I wasn’t supposed to live to see retirement. At least, that’s what I believed when I was 23—and that’s what I’m seeing now five years before leaving the workforce. In 1989, I was part of the first wave of individuals diagnosed with HIV. Back then, the expected lifespan after someone tested HIV positive was 7 to 10 years. I figured I would be checking out from this life by my 30th birthday.
I also left Catholic seminary in 1989, but I was still drawn to help others, so I decided on a life of service in the secular world. I dedicated my life to helping other people living with HIV and AIDS by providing front-line services as an HIV case manager, a treatment advocate and an associate director of an AIDS service organization. Eventually I found my way to a local health department where I’ve spent the last 20 years working with disenfranchised populations, currently as a senior manager working with the residually uninsured.
Today, my husband is on my work health insurance. Now 67, he’s had Medicare for two years and each year we explore the option of moving him to a Medicare Advantage Plan (MAP), which would free up $500 a month to cover him on my plan. My hubby, to be clear, is also HIV positive. We are both on a modern medicine, which costs over $2,000 for a one-month supply of 30 tablets. Our insurance, one of the best you can get, has a copay of $20 for a three-month supply. An absolute deal, and one that we are grateful to have. The trouble comes when we look at how that medication is covered by a MAP.
The methodology of how MAPs cover “higher tiered” medications such as our HIV meds gets quite complicated. Suffice it to say, even MAPs targeted at the HIV community result in the plan member having to pay around 25% of the monthly cost, usually resulting in nearly $700 monthly copays for the entire year.
There is a national program called the AIDS Drug Assistance Program (ADAP), which has been around since 1987. It is a wonderful program that provides coverage for individuals otherwise unable to get their medications. ADAP requires individuals to have an income at or below 500% of the Federal Poverty Level (FPL), which is currently $64,400 per year for an individual or $73,350 for a married couple. My husband and I fall into the abyss of doing too well to qualify for ADAP. My healthier income plus his modest Social Security income puts us over these amounts.
The Medicare system is still not fully up to date for the middle-class aging HIV population. I know I must not be the only person seeing this landscape. Why I haven’t I heard others screaming about this? Are we supposed to go quietly into retirement accepting an imperfect situation saying, “Thank you, sir. May I have another?”
Having found ourselves in the same place this year, I decided to reach out to a local AIDS service organization and spoke with a lovely HIV benefits specialist. The landscape of benefits has changed so significantly since I was on the front line.
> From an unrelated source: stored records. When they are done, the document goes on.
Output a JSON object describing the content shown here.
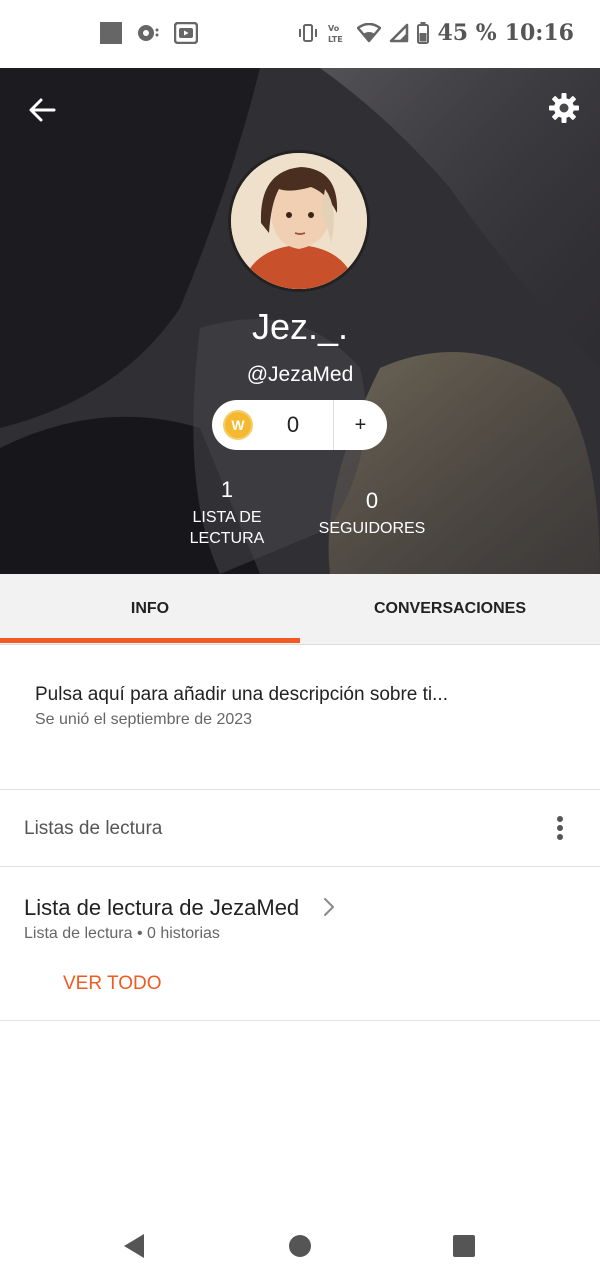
{
  "status_bar": {
    "battery": "45 %",
    "time": "10:16",
    "icons": [
      "notification-square-icon",
      "cast-icon",
      "youtube-icon",
      "vibrate-icon",
      "volte-icon",
      "wifi-icon",
      "signal-icon",
      "battery-icon"
    ]
  },
  "profile": {
    "display_name": "Jez._.",
    "username": "@JezaMed",
    "coins": "0",
    "add_label": "+",
    "reading_lists_count": "1",
    "reading_lists_label_line1": "LISTA DE",
    "reading_lists_label_line2": "LECTURA",
    "followers_count": "0",
    "followers_label": "SEGUIDORES"
  },
  "tabs": [
    {
      "label": "INFO",
      "active": true
    },
    {
      "label": "CONVERSACIONES",
      "active": false
    }
  ],
  "info": {
    "description_prompt": "Pulsa aquí para añadir una descripción sobre ti...",
    "joined": "Se unió el septiembre de 2023"
  },
  "reading_lists": {
    "section_title": "Listas de lectura",
    "items": [
      {
        "title": "Lista de lectura de JezaMed",
        "meta": "Lista de lectura • 0 historias"
      }
    ],
    "see_all": "VER TODO"
  },
  "colors": {
    "accent": "#f15a22",
    "coin": "#f5b82e"
  }
}
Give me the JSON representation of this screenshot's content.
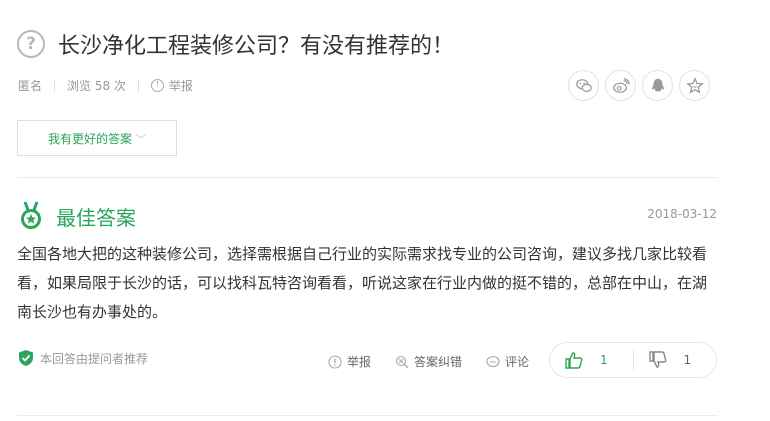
{
  "question": {
    "title": "长沙净化工程装修公司？有没有推荐的！",
    "icon": "question-circle-icon"
  },
  "meta": {
    "author": "匿名",
    "views": "浏览 58 次",
    "report": "举报"
  },
  "share": {
    "icons": [
      "wechat-icon",
      "weibo-icon",
      "qq-icon",
      "star-icon"
    ]
  },
  "better_answer_button": "我有更好的答案",
  "best_answer": {
    "label": "最佳答案",
    "date": "2018-03-12",
    "content": "全国各地大把的这种装修公司，选择需根据自己行业的实际需求找专业的公司咨询，建议多找几家比较看看，如果局限于长沙的话，可以找科瓦特咨询看看，听说这家在行业内做的挺不错的，总部在中山，在湖南长沙也有办事处的。",
    "recommended_note": "本回答由提问者推荐"
  },
  "actions": {
    "report": "举报",
    "correction": "答案纠错",
    "comment": "评论"
  },
  "votes": {
    "up": "1",
    "down": "1"
  },
  "colors": {
    "accent": "#2aa55a",
    "muted": "#999999"
  }
}
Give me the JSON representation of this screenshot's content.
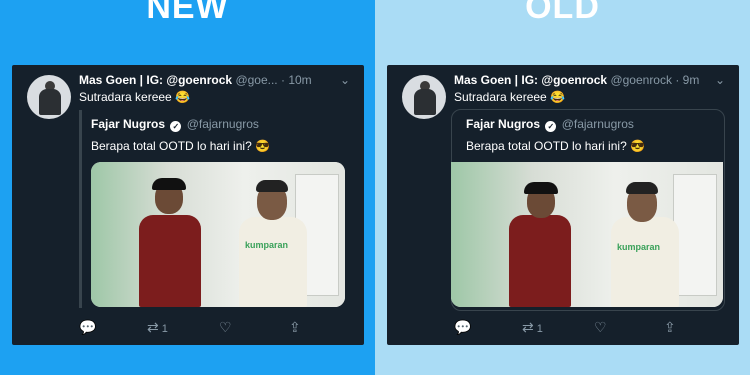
{
  "left": {
    "heading": "NEW",
    "tweet": {
      "name": "Mas Goen | IG: @goenrock",
      "handle": "@goe...",
      "time": "· 10m",
      "text": "Sutradara kereee 😂",
      "quote": {
        "name": "Fajar Nugros",
        "handle": "@fajarnugros",
        "text": "Berapa total OOTD lo hari ini? 😎"
      },
      "retweet_count": "1"
    }
  },
  "right": {
    "heading": "OLD",
    "tweet": {
      "name": "Mas Goen | IG: @goenrock",
      "handle": "@goenrock",
      "time": "· 9m",
      "text": "Sutradara kereee 😂",
      "quote": {
        "name": "Fajar Nugros",
        "handle": "@fajarnugros",
        "text": "Berapa total OOTD lo hari ini? 😎"
      },
      "retweet_count": "1"
    }
  },
  "media_logo_text": "kumparan",
  "colors": {
    "new_bg": "#1da1f2",
    "old_bg": "#aadcf5",
    "card_bg": "#15202b",
    "secondary_text": "#8899a6"
  },
  "icons": [
    "chevron-down-icon",
    "verified-badge-icon",
    "reply-icon",
    "retweet-icon",
    "like-icon",
    "share-icon"
  ]
}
I knew I needed a specialist who was up to date on all things HIV. He initially stated that, because of my income level, he would be unable to enroll my husband as a client, but he would offer some quick guidance.
“You’re thriving,” he stated flatly, smiling if one could discern what that sounded like over the phone. “You have what none of my clients currently have,” he added. I explained that even with my income, I am still distinctly middle-class. And as our conversation progressed, he came to the same conclusions that I previously had with my husband: switch to an older combination of antiretrovirals or divorce my husband to separate our income at some point in the future—when I retire and can no longer cover my spouse so he can meet the income threshold.
So it seems I wasn’t supposed to live to see retirement, or I shouldn’t have done as well as I have because our HIV safety net programs weren’t designed to handle situations like mine—a person living with HIV now 33 years after my diagnosis with a good job and preparing for retirement.
Our national health care system is in a much better place now than it was in 1989 when I marched with ACT UP Los Angeles, but it’s more than imperfect. My HIV-positive friends who taught me how to use my young voice back then have all since passed away. There are plenty of resources and program available for those individuals living at or below the FPL. But the reality is different if you are doing financially well-enough to not be considered impoverished.
I will have to divorce my husband upon retirement so he can continue getting his medications as my retirement income will still keep us above those income thresholds. I will be blessed with lifetime medical coverage from my work, but the clock is counting down for my husband. So much for planning for our future together as a married couple. That legal status carries a certain level of significance as well as implications that cut both ways.
I may be thriving, and I am grateful for what I’ve achieved as an advocate, activist and writer, but I find it hard to reconcile the reality of living past my so-called expiration date. This year we observe the 34th World AIDS Day on December 1. Clearly, there is still work to be done. Personally, after three decades, it’s hard not to feel like I’ve stayed too long at the party, and all I can hear are the words of Dame Maggie Smith: “I fear I am a relic, and I have misplaced my tambourine.”
Philip C. Barragan II, MFA, is an advocate and writer from Long Beach, California. He is the author of Fatizen 24602 and runs his own graphic novel imprint, Embonpoint Publishing, with his husband, illustrator Mason Arrigo.